Chez Prada, les murs sont cassés avant même que les vêtements n’entrent en scène. Littéralement. Des façades éventrées, des portes sans maison, des cheminées sans feu : un paysage urbain post-traumatique installé au centre du défilé masculin automne-hiver 2026. Une ville fantôme, quelque part entre Kiev, Minneapolis et un souvenir d’architecture moderniste mal digéré. Bienvenue dans la nouvelle saison selon Miuccia Prada et Raf Simons.
Pendant que le reste de la mode italienne gonflent les épaules, élargit les pantalons et crie son envie d’exister, Prada fait exactement l’inverse. Tout est étroit, précis, presque inconfortable à regarder. Les manteaux – tweed Donegal, micro-chevron, cuir si fin qu’il semble respirer – glissent le long du corps comme une pensée claire dans un monde bruyant. Certains sont si fins qu’ils rendent les autres défilés presque comiques, comme si tout Milan avait confondu puissance et volume.
Le décor fait semblant d’être figé, mais les vêtements bougent. Ils parlent doucement, ce qui est souvent la manière la plus violente de dire quelque chose. Des trenchs semblent avoir survécu à une explosion, laissant apparaître sous l’étoffe des briques imprimées. Des car-coats de cuir craquelé ressemblent à des murs en plâtre fatigués. Les pulls et les hauts citent des faïences de Delft ou des paysages flous, comme des souvenirs qui insistent quand on voudrait oublier.

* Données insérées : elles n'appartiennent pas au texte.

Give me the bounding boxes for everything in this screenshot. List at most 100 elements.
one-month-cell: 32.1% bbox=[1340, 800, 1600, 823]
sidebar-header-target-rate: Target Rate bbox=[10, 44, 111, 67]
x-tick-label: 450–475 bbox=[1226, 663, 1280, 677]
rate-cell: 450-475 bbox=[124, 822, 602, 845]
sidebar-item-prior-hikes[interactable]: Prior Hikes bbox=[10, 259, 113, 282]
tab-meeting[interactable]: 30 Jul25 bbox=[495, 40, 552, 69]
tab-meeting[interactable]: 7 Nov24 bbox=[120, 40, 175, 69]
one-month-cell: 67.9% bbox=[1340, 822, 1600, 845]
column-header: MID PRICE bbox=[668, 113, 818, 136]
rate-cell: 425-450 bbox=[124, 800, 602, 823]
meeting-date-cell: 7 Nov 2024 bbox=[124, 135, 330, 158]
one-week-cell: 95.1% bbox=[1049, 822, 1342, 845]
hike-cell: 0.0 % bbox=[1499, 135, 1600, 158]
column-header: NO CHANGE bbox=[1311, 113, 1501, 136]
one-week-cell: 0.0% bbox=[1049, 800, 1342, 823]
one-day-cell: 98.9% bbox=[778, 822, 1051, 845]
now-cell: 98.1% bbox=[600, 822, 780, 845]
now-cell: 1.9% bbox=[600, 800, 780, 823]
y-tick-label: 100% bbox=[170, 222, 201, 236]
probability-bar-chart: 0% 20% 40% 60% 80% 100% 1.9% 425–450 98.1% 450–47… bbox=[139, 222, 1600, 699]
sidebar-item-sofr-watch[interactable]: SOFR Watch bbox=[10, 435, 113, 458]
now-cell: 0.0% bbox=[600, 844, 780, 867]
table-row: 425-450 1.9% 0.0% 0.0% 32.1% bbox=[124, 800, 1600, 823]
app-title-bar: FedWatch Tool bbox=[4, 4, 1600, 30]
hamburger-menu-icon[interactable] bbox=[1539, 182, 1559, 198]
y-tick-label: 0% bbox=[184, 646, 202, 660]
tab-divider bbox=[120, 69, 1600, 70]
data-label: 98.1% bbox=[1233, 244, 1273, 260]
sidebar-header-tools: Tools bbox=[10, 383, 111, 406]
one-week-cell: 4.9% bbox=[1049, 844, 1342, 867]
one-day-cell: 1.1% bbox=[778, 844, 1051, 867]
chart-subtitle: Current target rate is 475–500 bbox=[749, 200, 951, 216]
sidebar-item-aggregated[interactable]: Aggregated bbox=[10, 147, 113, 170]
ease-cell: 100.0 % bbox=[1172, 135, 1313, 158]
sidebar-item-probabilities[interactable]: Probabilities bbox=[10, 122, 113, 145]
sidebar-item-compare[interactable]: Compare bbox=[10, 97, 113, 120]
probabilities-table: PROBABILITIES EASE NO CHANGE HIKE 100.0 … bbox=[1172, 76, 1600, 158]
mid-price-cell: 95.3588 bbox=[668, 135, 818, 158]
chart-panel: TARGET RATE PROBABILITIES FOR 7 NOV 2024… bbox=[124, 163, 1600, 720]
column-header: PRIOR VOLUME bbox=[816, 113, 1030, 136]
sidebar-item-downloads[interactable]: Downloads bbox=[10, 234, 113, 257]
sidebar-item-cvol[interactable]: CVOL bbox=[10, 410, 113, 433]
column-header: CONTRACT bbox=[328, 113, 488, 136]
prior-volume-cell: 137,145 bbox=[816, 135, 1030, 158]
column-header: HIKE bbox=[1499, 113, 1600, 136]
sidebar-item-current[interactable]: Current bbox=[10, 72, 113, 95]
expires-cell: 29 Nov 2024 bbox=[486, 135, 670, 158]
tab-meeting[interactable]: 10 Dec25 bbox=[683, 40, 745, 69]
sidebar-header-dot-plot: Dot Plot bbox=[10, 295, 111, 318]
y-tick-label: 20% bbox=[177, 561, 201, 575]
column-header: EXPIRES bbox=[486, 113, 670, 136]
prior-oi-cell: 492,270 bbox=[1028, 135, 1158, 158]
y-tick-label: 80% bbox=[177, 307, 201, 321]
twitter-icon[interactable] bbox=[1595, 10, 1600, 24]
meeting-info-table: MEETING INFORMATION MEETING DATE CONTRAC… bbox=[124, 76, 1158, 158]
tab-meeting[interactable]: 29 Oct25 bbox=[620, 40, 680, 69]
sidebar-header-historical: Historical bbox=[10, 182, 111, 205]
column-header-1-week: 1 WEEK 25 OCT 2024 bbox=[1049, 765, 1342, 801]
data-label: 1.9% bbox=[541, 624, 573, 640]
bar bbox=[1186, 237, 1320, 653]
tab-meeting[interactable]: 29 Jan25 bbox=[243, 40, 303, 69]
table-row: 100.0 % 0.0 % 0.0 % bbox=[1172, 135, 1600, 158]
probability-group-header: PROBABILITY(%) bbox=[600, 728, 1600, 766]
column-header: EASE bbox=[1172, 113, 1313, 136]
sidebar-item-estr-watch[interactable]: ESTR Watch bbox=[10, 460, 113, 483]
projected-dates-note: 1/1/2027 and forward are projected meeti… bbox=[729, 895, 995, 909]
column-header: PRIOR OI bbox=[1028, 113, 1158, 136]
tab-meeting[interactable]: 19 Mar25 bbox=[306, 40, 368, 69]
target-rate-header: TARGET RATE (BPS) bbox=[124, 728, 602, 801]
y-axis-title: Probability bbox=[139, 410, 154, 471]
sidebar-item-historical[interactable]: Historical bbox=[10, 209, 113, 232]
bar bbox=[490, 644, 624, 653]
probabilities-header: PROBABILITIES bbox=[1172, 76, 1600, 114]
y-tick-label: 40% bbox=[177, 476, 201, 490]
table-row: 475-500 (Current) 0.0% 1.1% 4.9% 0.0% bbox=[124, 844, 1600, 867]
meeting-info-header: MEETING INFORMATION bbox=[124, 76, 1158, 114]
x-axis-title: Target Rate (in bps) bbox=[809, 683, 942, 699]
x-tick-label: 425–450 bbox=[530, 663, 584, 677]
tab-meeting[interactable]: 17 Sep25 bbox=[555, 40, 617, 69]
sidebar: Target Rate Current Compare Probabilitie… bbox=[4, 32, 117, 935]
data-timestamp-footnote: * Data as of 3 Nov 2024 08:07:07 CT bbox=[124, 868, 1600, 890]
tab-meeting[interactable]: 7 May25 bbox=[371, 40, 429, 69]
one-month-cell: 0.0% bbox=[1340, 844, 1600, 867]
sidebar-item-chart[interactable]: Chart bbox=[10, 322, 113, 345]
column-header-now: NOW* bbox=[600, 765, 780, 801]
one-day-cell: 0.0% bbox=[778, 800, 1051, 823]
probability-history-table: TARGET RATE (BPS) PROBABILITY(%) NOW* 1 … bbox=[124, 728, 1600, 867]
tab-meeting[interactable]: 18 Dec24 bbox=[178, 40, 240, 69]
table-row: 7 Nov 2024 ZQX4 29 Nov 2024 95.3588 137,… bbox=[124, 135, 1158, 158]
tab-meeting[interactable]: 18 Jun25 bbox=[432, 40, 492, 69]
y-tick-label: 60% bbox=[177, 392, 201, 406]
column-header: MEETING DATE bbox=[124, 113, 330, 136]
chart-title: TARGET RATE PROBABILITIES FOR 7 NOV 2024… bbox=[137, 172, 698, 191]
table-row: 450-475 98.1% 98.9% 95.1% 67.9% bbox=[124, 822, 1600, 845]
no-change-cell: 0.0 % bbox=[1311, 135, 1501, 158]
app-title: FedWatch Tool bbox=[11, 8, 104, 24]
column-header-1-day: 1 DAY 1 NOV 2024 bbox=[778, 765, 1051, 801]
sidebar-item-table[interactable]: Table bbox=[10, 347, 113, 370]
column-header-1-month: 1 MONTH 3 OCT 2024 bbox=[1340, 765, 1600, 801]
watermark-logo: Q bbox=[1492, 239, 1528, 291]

Rien n’est vraiment sage. Les chemises de politiciens – rayures impeccables, cols sages – sont sabotées : cols découpés, poignets lâches, boutons de manchette pendants comme des phrases inachevées. Les chapeaux ? Portés, maltraités, mal repassés, cousus sur les épaules comme des erreurs assumées. Les couvre-chefs militaires perdent toute autorité au contact de matières trop douces, trop étranges pour commander quoi que ce soit.
Il y a aussi ces capes ecclésiastiques, version Prada. Des cappa de cardinal transformées en objets fonctionnels, multipoches, en coton vert acide ou jaune solaire, portées sur des trenchs comme si la religion, la politique et l’utilitaire ont décidé de cohabiter sans hiérarchie. Subtil, presque sournois. Et très efficace.


Aux pieds, des bottes de randonnée urbaine, prêtes à marcher, fuir, manifester ou simplement traverser une ville qui se fissure. Un clin d’œil lointain au Raf Simons des années 1990, à ses défilés-youthquake, mais ici sans euphorie. La jeunesse n’est plus une fête, c’est une lucidité.
Concevoir cette collection a été inconfortable
a reconnu Miuccia Prada après le show.



Forcément. Comment parler de beauté quand le monde donne l’impression de s’effondrer ? La réponse, chez Prada, n’a pas été de crier plus fort, mais de faire mieux. D’enlever plutôt que d’ajouter. De chercher l’essentiel pendant que tout le reste s’agite.
Raf Simons l’a dit autrement, avec cette gravité tranquille qui le caractérise :
Continuer à faire des vêtements n’a de sens que s’ils provoquent une réaction réelle, presque physique, chez ceux qui les croisent dans la rue.
Chez Prada, cette saison, la mode ne promet rien. Elle observe, découpe, ajuste. Elle ne reconstruit pas les murs – elle montre les fissures. Et dans une semaine milanaise saturée d’effets, c’était peut-être le geste le plus radical. Le plus assumé.